African leaders send ‘strong signal’ to Mali coup

BAMAKO, Mali — The heads of state of the countries neighboring Mali said Tuesday they want to send a "strong signal" to the mutinous soldiers who seized power last week, overturning over 20 years of democracy in this African nation.

Already, the United States, the European Union and France have cut off aid. Additional sanctions from the region would be a further blow to the junta. The regional Economic Community for West African states controls the common currency shared by nations in the region, and could cut off the supply of cash. Also if nearby Ivory Coast shut its border, Mali would quickly run out of gasoline.

In Abidjan, the capital of neighboring Ivory Coast, the chair of the 15-nation Economic Community of West African States, Ivorian President Alassane Ouattara, called on his peers to send a message to the mutinous soldiers who charged through the capital, looting the presidential palace and sending into hiding the nation's democratically elected president.

"Our position should consist of a number of actions that we carry out as quickly as possible. This position should be a strong signal, given from all of Africa and from the entire world," Ouattara said.

The pending decision by the body comes after France suspended all government cooperation with Mali, except for humanitarian aid. On Monday, State Department spokeswoman Victoria Nuland in Washington announced that the U.S. was cutting off roughly half the US$140 million in aid it gives Mali each year. She said military and other assistance would only resume when the African country's democratic government is restored.

The head of the regional body's commission, Kadre Desire Ouedraogo, said that the coup is a threat to the entire region.

"The security and political situation (in Mali) … dangerously threatens not only the peace and security in Mali but also the peace, stability and development of all the member countries of ECOWAS," he said.

Outside of the conference center in Abidjan where the meeting was in process, hundreds of demonstrators from Mali called on the delegation to take action.

"We do not recognize the soldiers as our leaders. We do not recognize them today, tomorrow or next year," shouted Amadou Maga, a Malian who lives in Abidjan.

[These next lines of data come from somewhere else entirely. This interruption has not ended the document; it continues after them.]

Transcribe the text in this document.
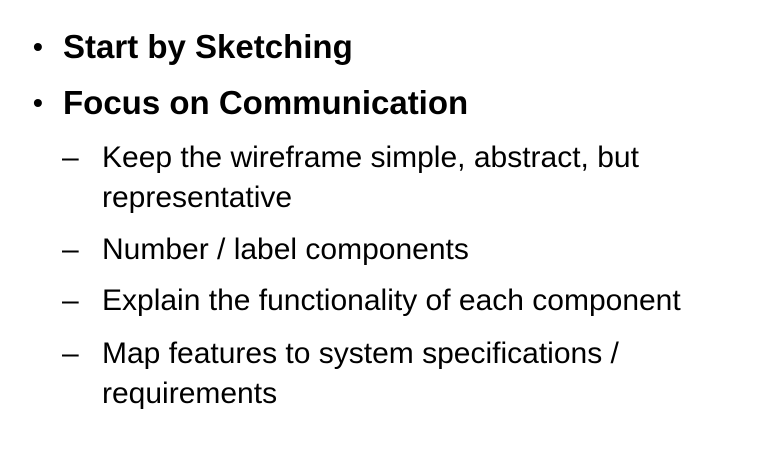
• Start by Sketching
• Focus on Communication
– Keep the wireframe simple, abstract, but representative
– Number / label components
– Explain the functionality of each component
– Map features to system specifications / requirements
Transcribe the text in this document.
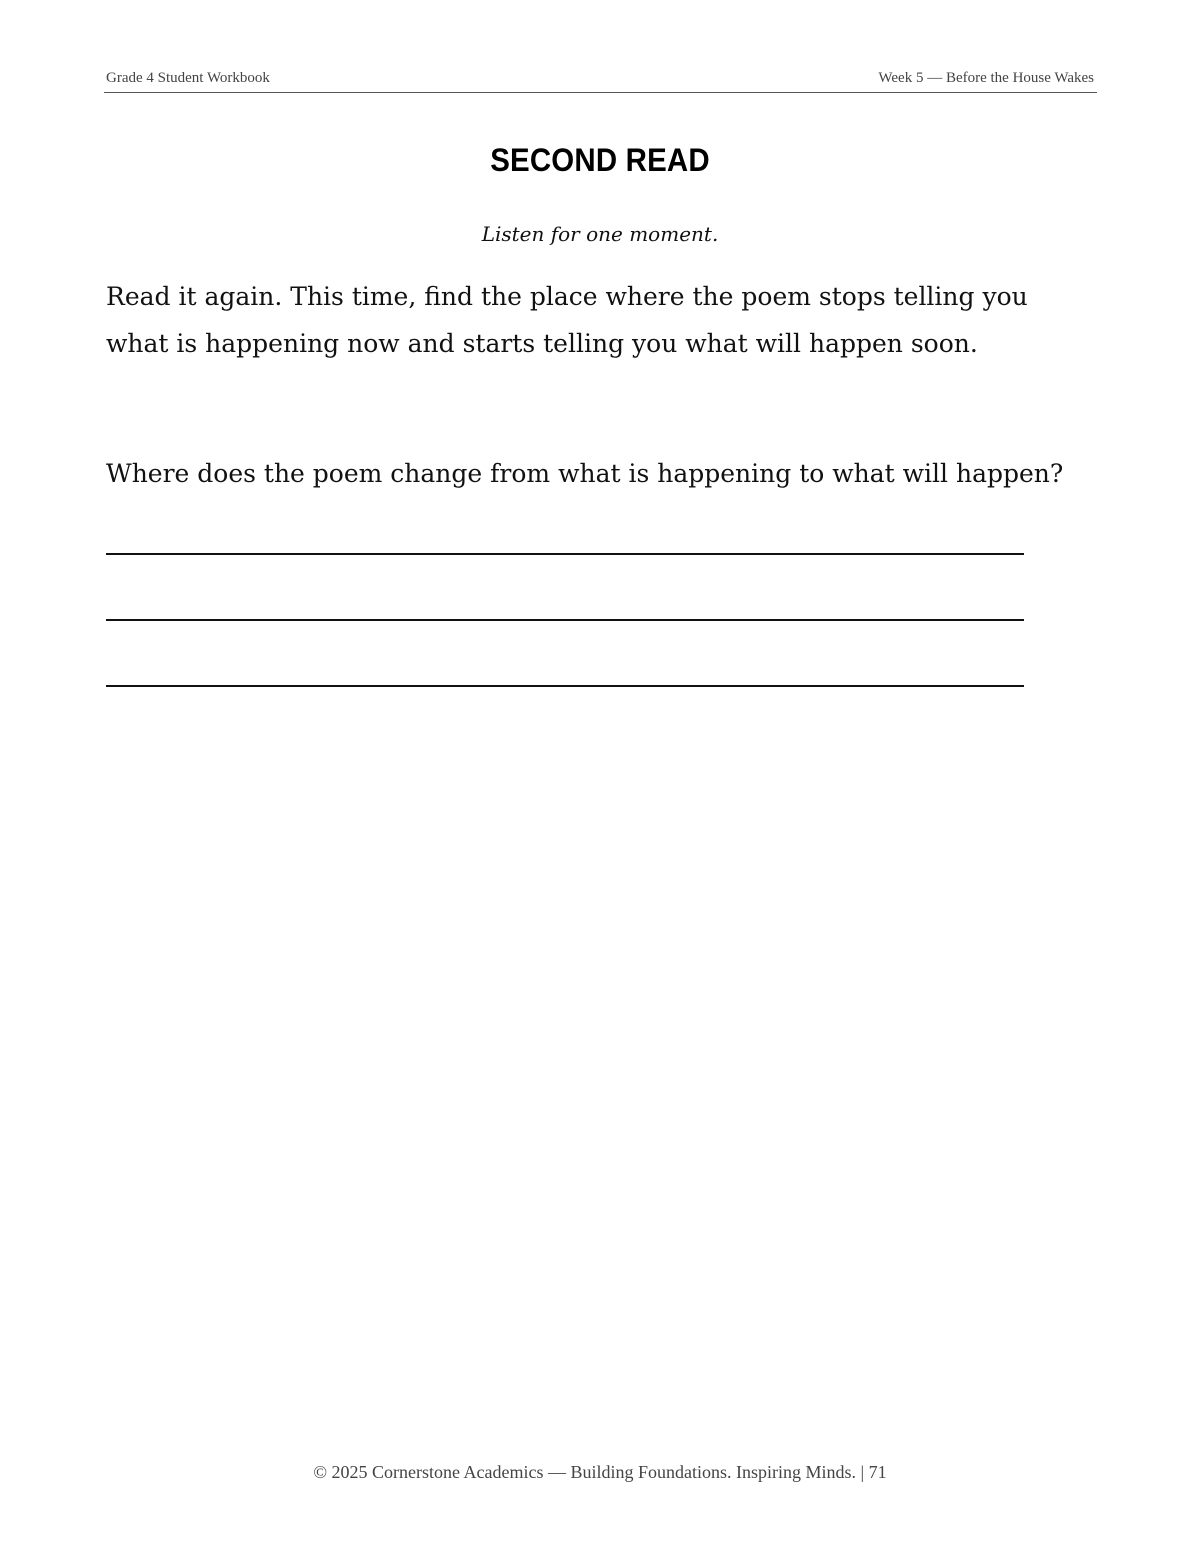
Grade 4 Student Workbook	Week 5 — Before the House Wakes
SECOND READ
Listen for one moment.
Read it again. This time, find the place where the poem stops telling you what is happening now and starts telling you what will happen soon.
Where does the poem change from what is happening to what will happen?
© 2025 Cornerstone Academics — Building Foundations. Inspiring Minds. | 71
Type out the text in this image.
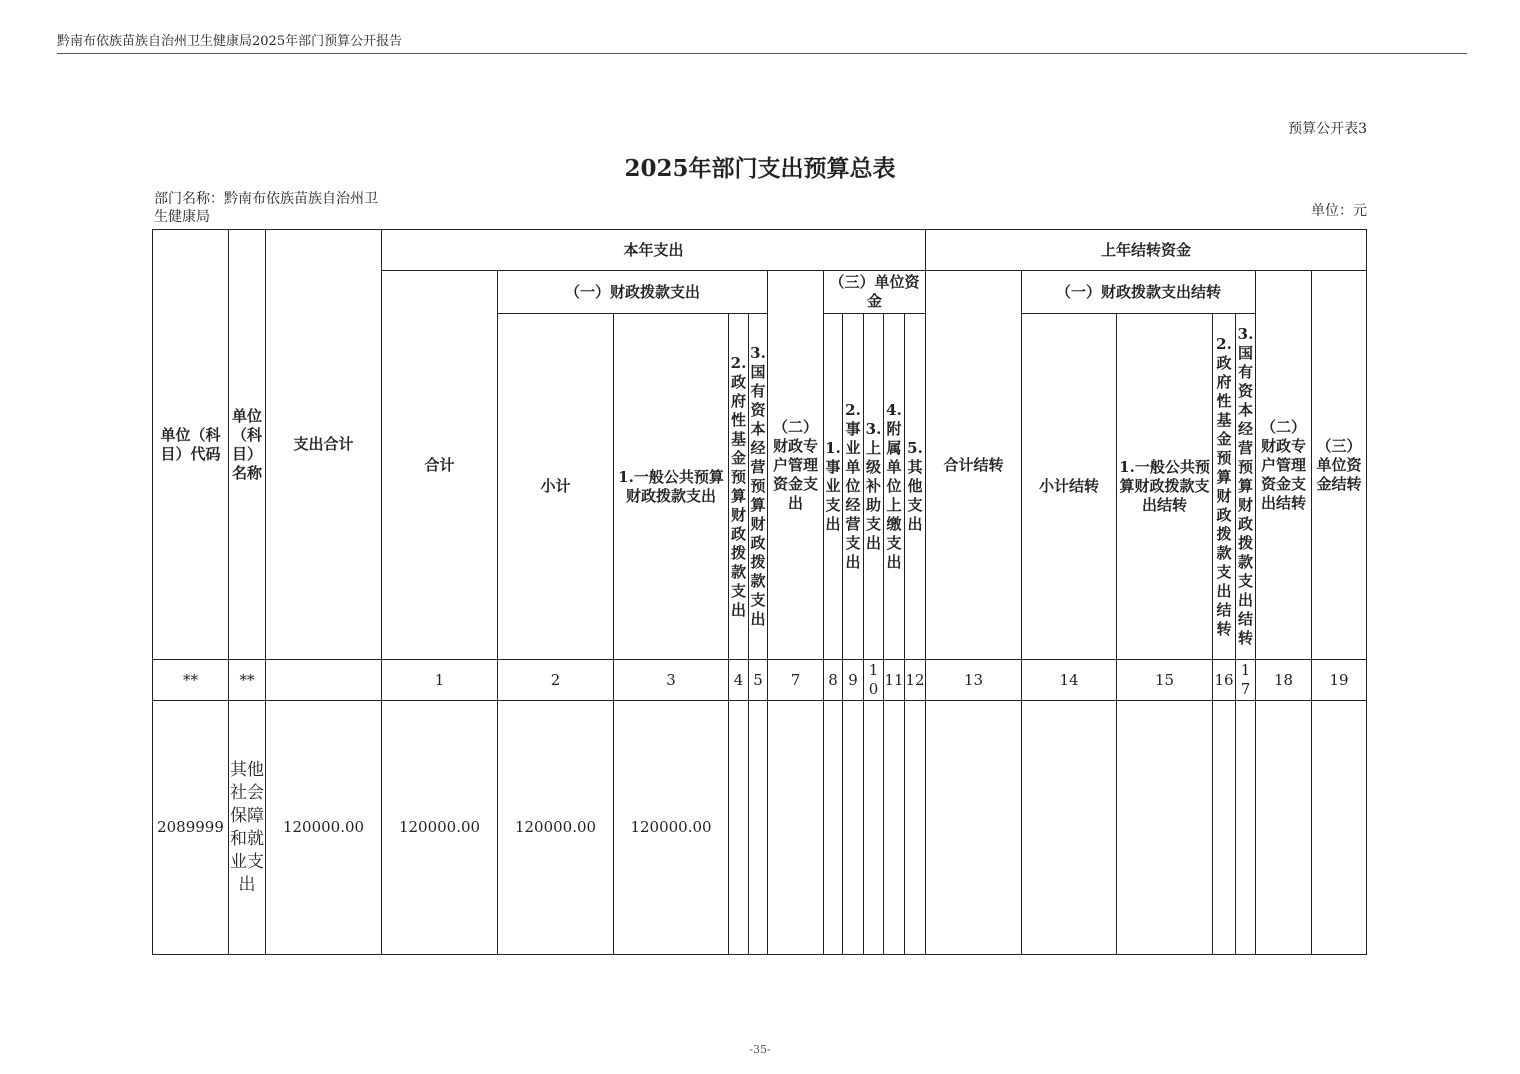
黔南布依族苗族自治州卫生健康局2025年部门预算公开报告
预算公开表3
2025年部门支出预算总表
部门名称：黔南布依族苗族自治州卫生健康局	单位：元
单位（科目）代码	单位（科目）名称	支出合计	本年支出											上年结转资金						
			合计	（一）财政拨款支出				（二）财政专户管理资金支出	（三）单位资金					合计结转	（一）财政拨款支出结转				（二）财政专户管理资金支出结转	（三）单位资金结转
				小计	1.一般公共预算财政拨款支出	2.政府性基金预算财政拨款支出	3.国有资本经营预算财政拨款支出		1.事业支出	2.事业单位经营支出	3.上级补助支出	4.附属单位上缴支出	5.其他支出		小计结转	1.一般公共预算财政拨款支出结转	2.政府性基金预算财政拨款支出结转	3.国有资本经营预算财政拨款支出结转		
**	**		1	2	3	4	5	7	8	9	10	11	12	13	14	15	16	17	18	19
2089999	其他社会保障和就业支出	120000.00	120000.00	120000.00	120000.00															
-35-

Mohamed Decko, the head of a Malian association, wearing a shirt with the image of ousted President Amadou Toumani Toure, said: "We want the soldiers back in their barracks. … This coup is putting Mali back 20 years."

It was 21 years ago in 1991 that Toure ousted the country's military leader in a coup d'etat that came after months of protests. The former general, who once headed the country's parachute commandos, was dubbed "The Soldier of Democracy," after he handed power to civilians a year later, then retreated from public life.

He remerged to win the 2002 and 2007 elections, and was due to retire at the end of his term next month.

Toure, whose whereabouts since the coup remain unknown, began losing support when an al-Qaida-linked terror cell implanted itself in northern Mali starting in 2003. He is accused of turning a blind eye, while diplomatic cables suggest the government entered into a pact of nonaggression with the terrorists for fear they would strike the capital in revenge.

It was in January that Toure's popularity hit a new low, after a Tuareg uprising began in the country's north. Again Toure did not respond forcefully, and when he finally sent troops to fight the insurgents, they were ill-equipped. Some did not even have enough food.

The group of soldiers that led the attack last week said that it was Toure's failure and incompetence in dealing with the two-month-old insurgency that pushed them to seize power.

The spokesman for the French Foreign Ministry said on Tuesday confirmed that France's ambassador in Bamako had spoken by telephone with the Malian leader. The ministry spokesman, Bernard Valero, said that during the telephone conversation, Amadou Toumani Toure "gave reassurances about himself and those close to him."

Valero refused to say where Toure was when he spoke with Ambassador Christian Rouyer.

Also on Tuesday, the acting head of the European Union delegation in Mali met Captain Amadou Haya Sanogo, the coup leader, to press for a return to constitutional rule.

"I saw Captain Sanogo this morning and told him that we expect him to find a solution to the current situation that keeps as closely as possible to the constitution," said Bertrand Soret.